CARITAS – Memorial and Educational Center in BrazilCARITAS – Memorial and Educational Center in Brazil

CARITAS – Memorial and Educational Center in Brazil

Nikola Tomic
Nikola Tomic published Design Process under Architecture on Sep 28, 2025

The concept of the proposed design envisions a space that offers a degree of education to tourists and newcomers, while equally serving the local population and its users. A central motif that plays a vital role in the project is the sport for which Brazil is most renowned – football. For Brazilians, football represents a cult; it is believed in, it is lived for. It is both daily life and an escape from it. Matches and the experience of the stands are described as escapism, while for children living in poverty football often provides a springboard out of hardship. The stands are not merely places of observation – they bring people together, they teach, they celebrate, and they share sorrow.

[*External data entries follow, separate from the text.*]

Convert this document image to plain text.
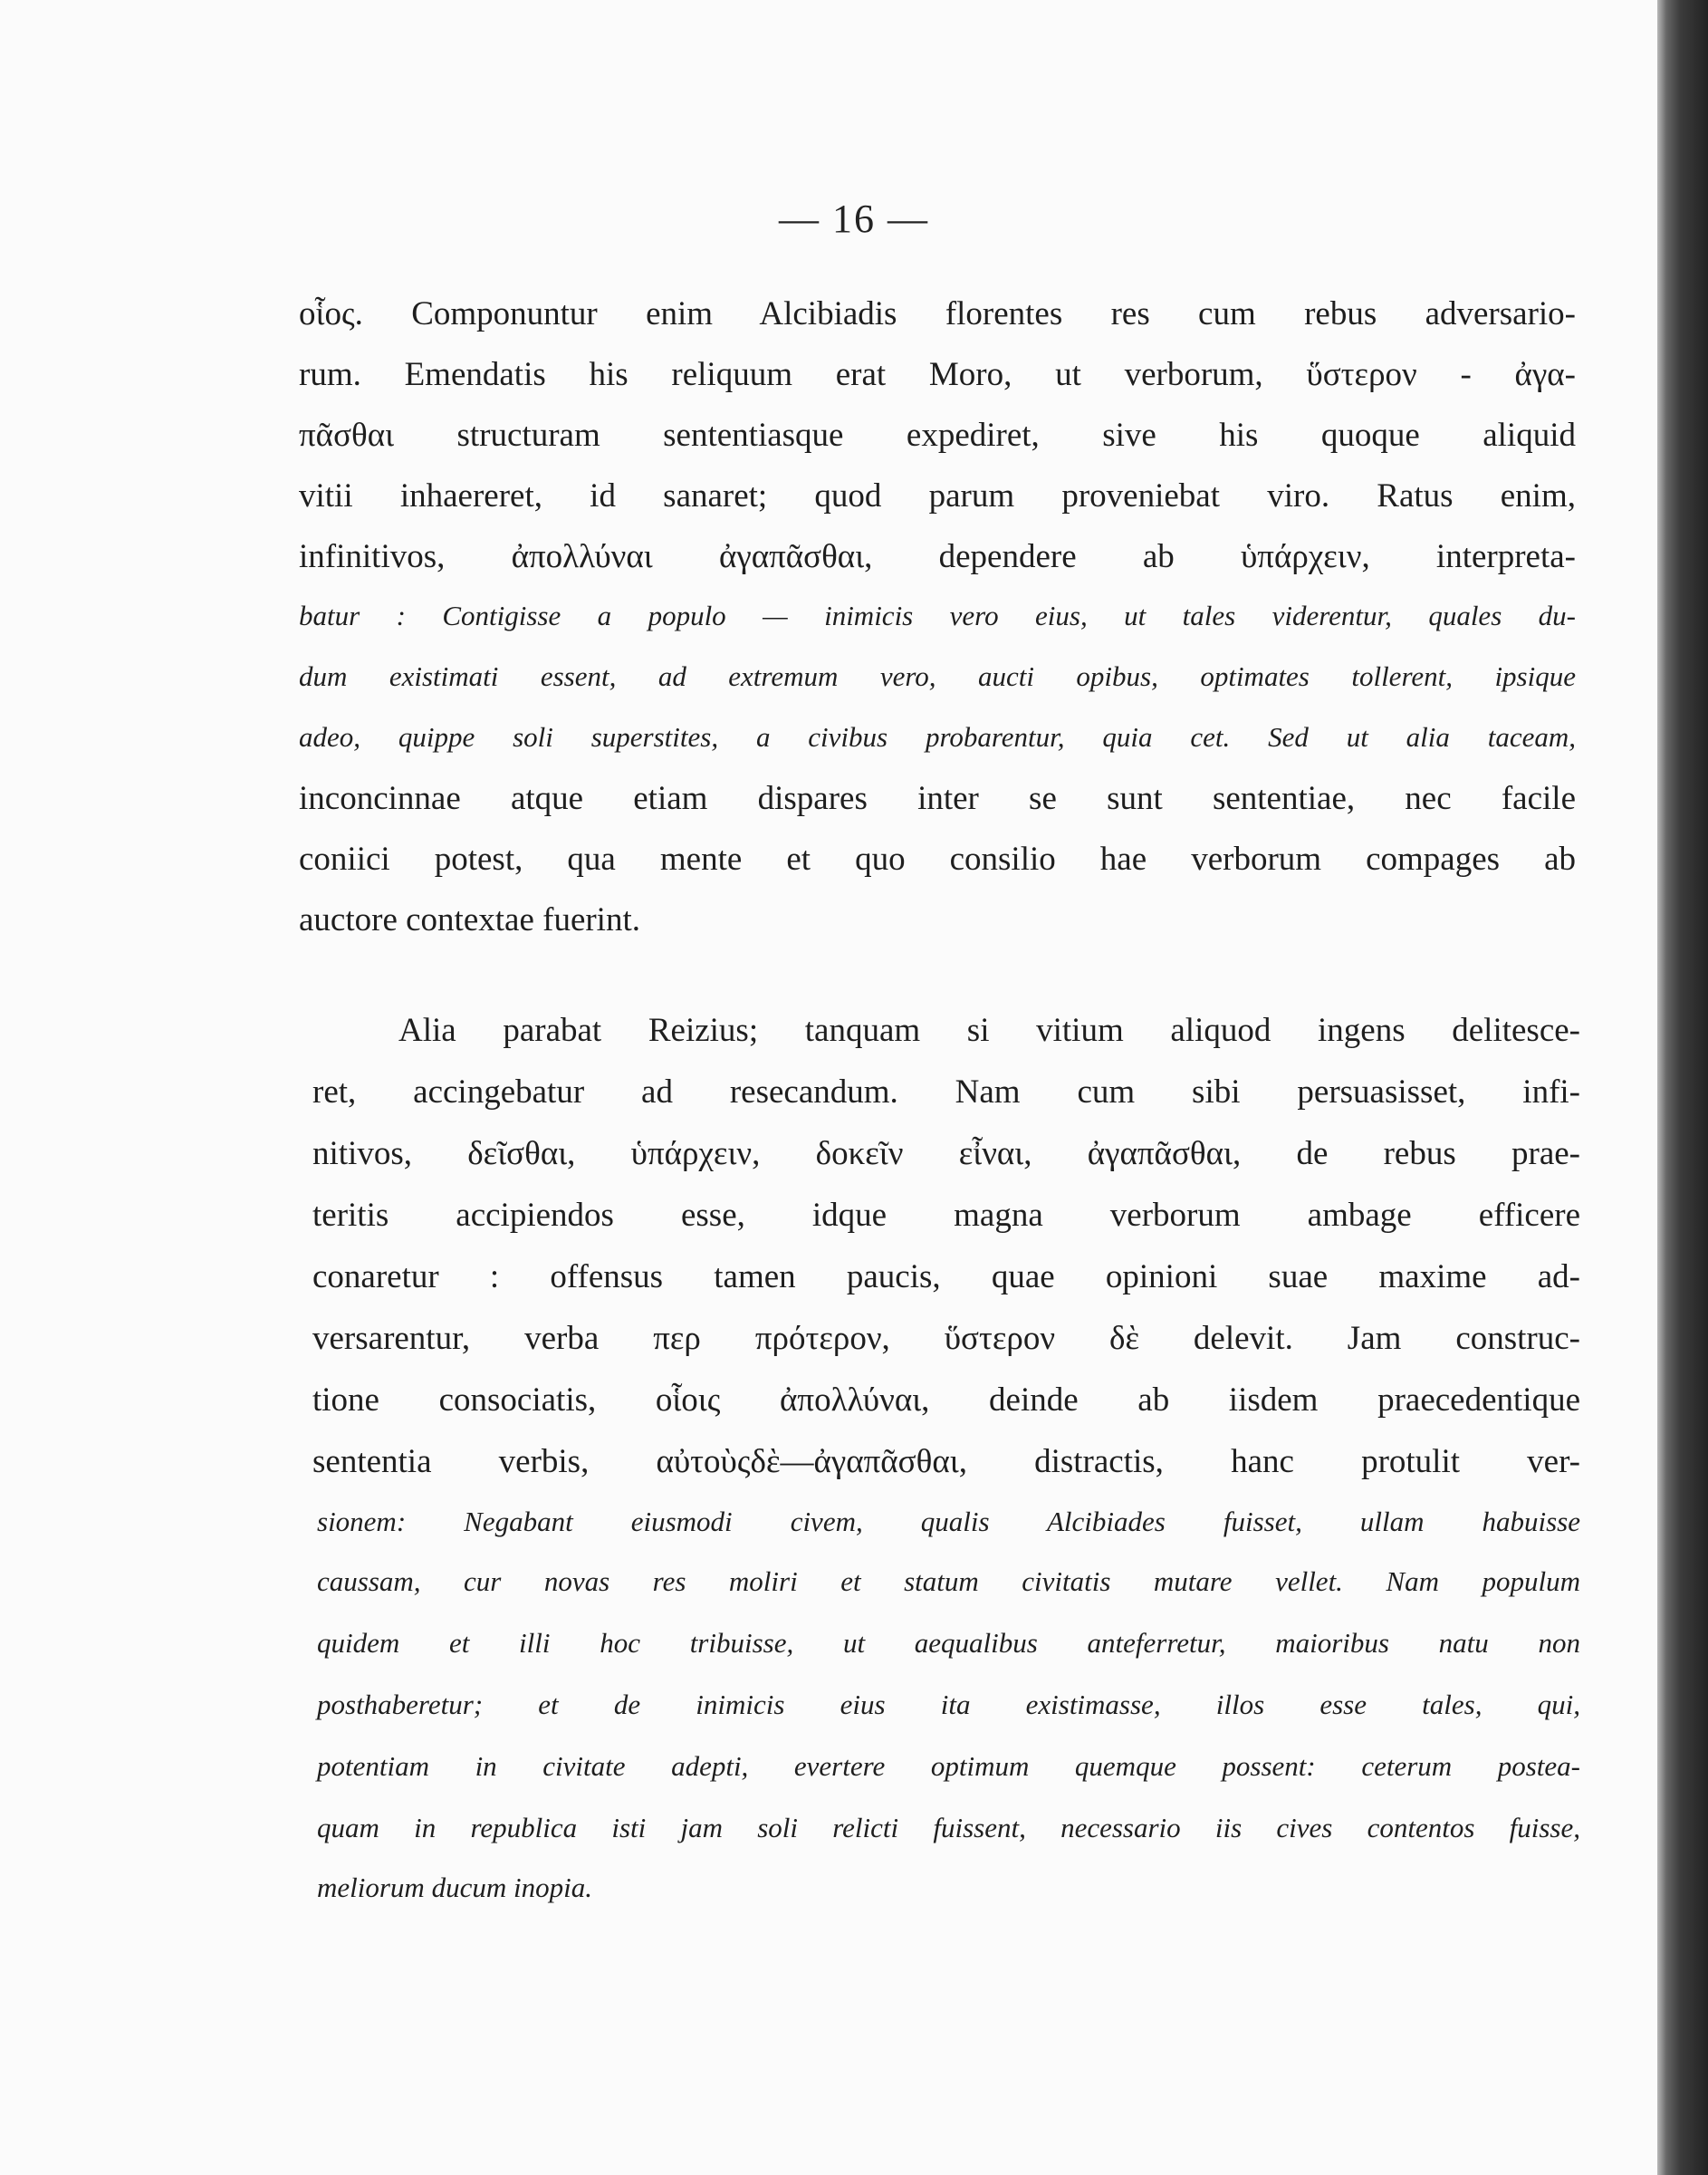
— 16 —
οἷος. Componuntur enim Alcibiadis florentes res cum rebus adversario-
rum. Emendatis his reliquum erat Moro, ut verborum, ὕστερον - ἀγα-
πᾶσθαι structuram sententiasque expediret, sive his quoque aliquid
vitii inhaereret, id sanaret; quod parum proveniebat viro. Ratus enim,
infinitivos, ἀπολλύναι ἀγαπᾶσθαι, dependere ab ὑπάρχειν, interpreta-
batur : Contigisse a populo — inimicis vero eius, ut tales viderentur, quales du-
dum existimati essent, ad extremum vero, aucti opibus, optimates tollerent, ipsique
adeo, quippe soli superstites, a civibus probarentur, quia cet. Sed ut alia taceam,
inconcinnae atque etiam dispares inter se sunt sententiae, nec facile
coniici potest, qua mente et quo consilio hae verborum compages ab
auctore contextae fuerint.
Alia parabat Reizius; tanquam si vitium aliquod ingens delitesce-
ret, accingebatur ad resecandum. Nam cum sibi persuasisset, infi-
nitivos, δεῖσθαι, ὑπάρχειν, δοκεῖν εἶναι, ἀγαπᾶσθαι, de rebus prae-
teritis accipiendos esse, idque magna verborum ambage efficere
conaretur : offensus tamen paucis, quae opinioni suae maxime ad-
versarentur, verba περ πρότερον, ὕστερον δὲ delevit. Jam construc-
tione consociatis, οἷοις ἀπολλύναι, deinde ab iisdem praecedentique
sententia verbis, αὐτοὺςδὲ—ἀγαπᾶσθαι, distractis, hanc protulit ver-
sionem: Negabant eiusmodi civem, qualis Alcibiades fuisset, ullam habuisse
caussam, cur novas res moliri et statum civitatis mutare vellet. Nam populum
quidem et illi hoc tribuisse, ut aequalibus anteferretur, maioribus natu non
posthaberetur; et de inimicis eius ita existimasse, illos esse tales, qui,
potentiam in civitate adepti, evertere optimum quemque possent: ceterum postea-
quam in republica isti jam soli relicti fuissent, necessario iis cives contentos fuisse,
meliorum ducum inopia.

The entire concept has been shaped by several factors – the scale of the location, the idea of integrating stands into programmatic content (and vice versa), and the spatial analysis through the use of cubes, which gave rise to much of the project’s architecture. This process resulted in several types of ‘stands’:

  1. The classical stand – orthogonal, framed, minimal, with four entrances.
  2. The circular stand – accessed at ground level and merging with the third type.
  3. The cubes that ‘grow’ dynamically, rising and descending, serving as places from which sports events can be followed or for entirely different purposes. They create plateaus connected by numerous staircases that resolve the changes in elevation. These cubes grow alongside an existing tall structure, its blank side façade enabling the cubes to attach and expand.
  4. The existing theatre – its glass façade oriented toward the field, leaving this side open, creating the possibility to watch events directly from the theatre.
  5. The scaffolding extending from the theatre, leaning against the cubes and adjacent structures, offering potential for new ‘stands’. Inspired by the narrow scaffold seating of theatres, the idea is to prolong this construction to provide additional viewing spaces along the blank façade.
  6. A building combining housing and a clinic – much like in the Brazilian favelas, with façade openings oriented toward the field, allowing inhabitants to participate in the events. In this way, the residential and medical building temporarily becomes a ‘stand’ from which to watch, listen, and learn.

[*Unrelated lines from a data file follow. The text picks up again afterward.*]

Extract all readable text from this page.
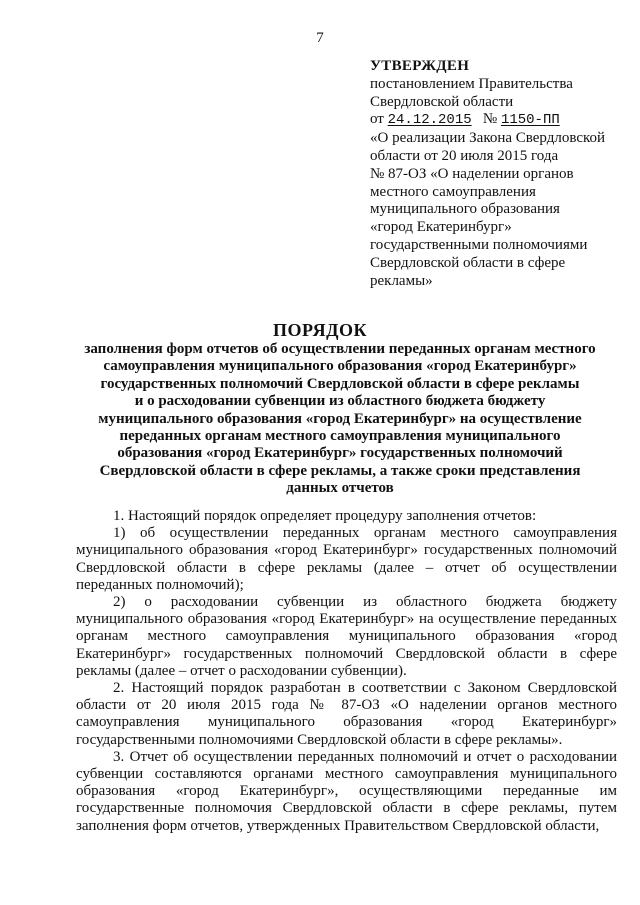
7
УТВЕРЖДЕН
постановлением Правительства
Свердловской области
от 24.12.2015 № 1150-ПП
«О реализации Закона Свердловской
области от 20 июля 2015 года
№ 87-ОЗ «О наделении органов
местного самоуправления
муниципального образования
«город Екатеринбург»
государственными полномочиями
Свердловской области в сфере
рекламы»
ПОРЯДОК
заполнения форм отчетов об осуществлении переданных органам местного
самоуправления муниципального образования «город Екатеринбург»
государственных полномочий Свердловской области в сфере рекламы
и о расходовании субвенции из областного бюджета бюджету
муниципального образования «город Екатеринбург» на осуществление
переданных органам местного самоуправления муниципального
образования «город Екатеринбург» государственных полномочий
Свердловской области в сфере рекламы, а также сроки представления
данных отчетов

1. Настоящий порядок определяет процедуру заполнения отчетов:

1) об осуществлении переданных органам местного самоуправления муниципального образования «город Екатеринбург» государственных полномочий Свердловской области в сфере рекламы (далее – отчет об осуществлении переданных полномочий);

2) о расходовании субвенции из областного бюджета бюджету муниципального образования «город Екатеринбург» на осуществление переданных органам местного самоуправления муниципального образования «город Екатеринбург» государственных полномочий Свердловской области в сфере рекламы (далее – отчет о расходовании субвенции).

2. Настоящий порядок разработан в соответствии с Законом Свердловской области от 20 июля 2015 года № 87-ОЗ «О наделении органов местного самоуправления муниципального образования «город Екатеринбург» государственными полномочиями Свердловской области в сфере рекламы».

3. Отчет об осуществлении переданных полномочий и отчет о расходовании субвенции составляются органами местного самоуправления муниципального образования «город Екатеринбург», осуществляющими переданные им государственные полномочия Свердловской области в сфере рекламы, путем заполнения форм отчетов, утвержденных Правительством Свердловской области,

The content is diverse, yet its essence remains the same – to emphasize the significance of the stands and their impact on Brazilian society:

  1. A building with a large screen, containing all the elements of a primary school except the classrooms (entrance, halls, toilets, elevators, staff rooms, and technical facilities), as well as the administrative center responsible for the organization of sports and cultural events.
  2. This building continues into a stand, beneath which classrooms, libraries, and workshops for children are located.
  3. A monumental vertical communication core – a grand staircase with elevators at its center – serves as the main link between the orthogonal and circular stands. To reach the circular stand, visitors must first pass entrance control, followed by additional control through this vertical circulation. Due to its height, it also functions as a lookout point, enabling staff and security to monitor and maintain order.
  4. The circular stand, beneath which lies a football school – classrooms, gyms, locker rooms, bathrooms. This stand is separated from the street by rope nets stretched between poles. When no events are held, the nets are removed and this becomes the main access to the field.
  5. The dynamic cubes constitute a large portion of the structure. From the street, one may enter a market and a café. To access the field from the café, visitors pass through security control. Above the restaurant, workshops and studios are located, responsible for installations and spatial arrangements. Toilets and technical facilities are accessed from the atrium at ground level.
  6. A six-story building – three floors for housing units, from level ±0.00 to +9.00, and three for a medical clinic accessed from level -3.00 and ground level (-9.00). The ground floor contains five two-bedroom apartments for young couples, while the upper floors hold duplex apartments with three bedrooms for larger families.
  7. The art museum – the only building physically detached from the rest of the project and not treated as a monumental structure. While the rest of the project is imagined as a homogeneous reinforced-concrete mass, the museum is designed as a skeletal steel structure without solid walls. Its façade is composed of curtain walls and perforated panels inspired by the multiplication of the Brazilian flag. The ground floor is completely open, while access to the exhibition levels is provided by two spiral staircases. The idea is to insert partition walls at certain spots on the ground floor to create a variable display area, enabling anyone at any time of day to paint murals, draw graffiti, or otherwise engage creatively – reflecting the strong presence of Brazilian street art. In addition to well-known Brazilian artworks, the exhibition space would also host a collection dedicated to football, its history, achievements, and legendary figures who shaped the sport.